Apesar do recuo, Porto Alegre segue como a quinta cesta mais cara entre as 27 capitais pesquisadas, atrás de São Paulo (R$ 915,01), Cuiabá (R$ 881,27), Florianópolis (R$ 860,73) e Rio de Janeiro (R$ 855,37). No acumulado de 2026, entre dezembro do ano passado e julho, o conjunto de alimentos ficou 7,36% mais caro em Porto Alegre. Na comparação com julho de 2025, a alta é de 1,39%.
O estudo mostra ainda que um trabalhador remunerado pelo salário mínimo de R$ 1.621 precisou trabalhar 114 horas e 16 minutos para comprar a cesta em julho, abaixo das 120 horas e 44 minutos de junho. No mesmo mês de 2025, quando o piso era de R$ 1.518, eram necessárias 120 horas e 21 minutos.
Considerando o salário mínimo líquido, após o desconto de 7,5% para a Previdência Social, a compra da cesta comprometeu 56,15% da renda do trabalhador porto-alegrense em julho. Em junho, o percentual era de 59,33% e, em julho do ano passado, de 59,14%.
Segundo o Dieese, o salário mínimo necessário para suprir as despesas básicas de uma família de quatro pessoas deveria ter sido de R$ 7.687,01 em julho, o equivalente a 4,74 vezes o piso nacional vigente. Em junho, o valor estimado era de R$ 8.110,92, cinco vezes o mínimo.
Produtos em queda
Entre os 13 itens que compõem o conjunto de alimentos em Porto Alegre, seis ficaram mais baratos em julho. As maiores quedas foram do tomate (-37,81%) e da batata (-19,80%), seguidos por café em pó (-2,62%), açúcar refinado (-1,48%), arroz agulhinha (-1,41%) e farinha de trigo (-0,25%). A carne bovina de primeira manteve o preço estável.

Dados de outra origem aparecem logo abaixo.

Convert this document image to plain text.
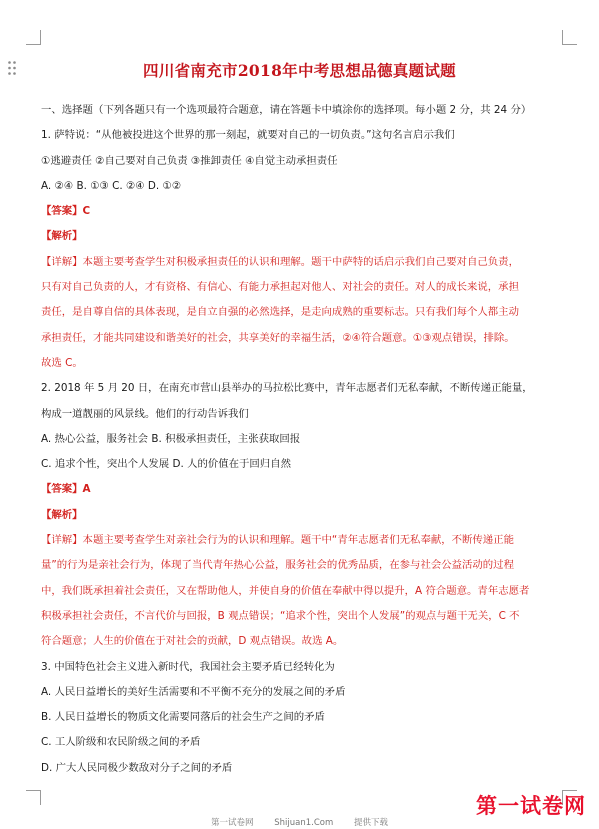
四川省南充市2018年中考思想品德真题试题
一、选择题（下列各题只有一个选项最符合题意，请在答题卡中填涂你的选择项。每小题 2 分，共 24 分）
1. 萨特说：“从他被投进这个世界的那一刻起，就要对自己的一切负责。”这句名言启示我们
①逃避责任 ②自己要对自己负责 ③推卸责任 ④自觉主动承担责任
A. ②④ B. ①③ C. ②④ D. ①②
【答案】C
【解析】
【详解】本题主要考查学生对积极承担责任的认识和理解。题干中萨特的话启示我们自己要对自己负责，
只有对自己负责的人，才有资格、有信心、有能力承担起对他人、对社会的责任。对人的成长来说，承担
责任，是自尊自信的具体表现，是自立自强的必然选择，是走向成熟的重要标志。只有我们每个人都主动
承担责任，才能共同建设和谐美好的社会，共享美好的幸福生活，②④符合题意。①③观点错误，排除。
故选 C。
2. 2018 年 5 月 20 日，在南充市营山县举办的马拉松比赛中，青年志愿者们无私奉献，不断传递正能量，
构成一道靓丽的风景线。他们的行动告诉我们
A. 热心公益，服务社会 B. 积极承担责任，主张获取回报
C. 追求个性，突出个人发展 D. 人的价值在于回归自然
【答案】A
【解析】
【详解】本题主要考查学生对亲社会行为的认识和理解。题干中“青年志愿者们无私奉献，不断传递正能
量”的行为是亲社会行为，体现了当代青年热心公益，服务社会的优秀品质，在参与社会公益活动的过程
中，我们既承担着社会责任，又在帮助他人，并使自身的价值在奉献中得以提升，A 符合题意。青年志愿者
积极承担社会责任，不言代价与回报，B 观点错误；“追求个性，突出个人发展”的观点与题干无关，C 不
符合题意；人生的价值在于对社会的贡献，D 观点错误。故选 A。
3. 中国特色社会主义进入新时代，我国社会主要矛盾已经转化为
A. 人民日益增长的美好生活需要和不平衡不充分的发展之间的矛盾
B. 人民日益增长的物质文化需要同落后的社会生产之间的矛盾
C. 工人阶级和农民阶级之间的矛盾
D. 广大人民同极少数敌对分子之间的矛盾
第一试卷网 Shijuan1.Com 提供下载
第一试卷网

Segundo o Dieese, a queda da batata é explicada pela maior oferta do tubérculo, resultado da intensificação da safra de inverno e da melhora na produtividade. No caso do tomate, a produtividade elevada, as regiões em plena safra e temperaturas diurnas mais altas favoreceram a maturação dos frutos e ampliaram a oferta.
Outros seis produtos ficaram mais caros: banana (5,03%), feijão preto (4,41%), leite integral (1,62%), óleo de soja (1,57%), pão francês (0,69%) e manteiga (0,21%). O feijão preto, pesquisado nas capitais do Sul, no Rio de Janeiro e em Vitória, subiu em todas as praças onde é coletado, em razão da oferta restrita provocada pelas perdas na segunda safra da região Sul. Já o leite integral foi pressionado pela desaceleração da produção de matéria-prima, efeito das baixas temperaturas no campo.
Cenário nacional
Em julho, o custo da cesta básica caiu em 26 das 27 capitais brasileiras. As quedas mais expressivas ocorreram em Natal (-7,95%), Maceió (-7,87%), Belo Horizonte (-7,44%) e Palmas (-7,38%). São Luís foi a única cidade com alta, de 0,30%.
Ainda assim, todas as 27 capitais acumulam elevação no ano, com variações que vão de 4,28%, em Campo Grande, a 15,68%, em Porto Velho. Na comparação com julho de 2025, o custo subiu em 22 capitais e caiu em cinco.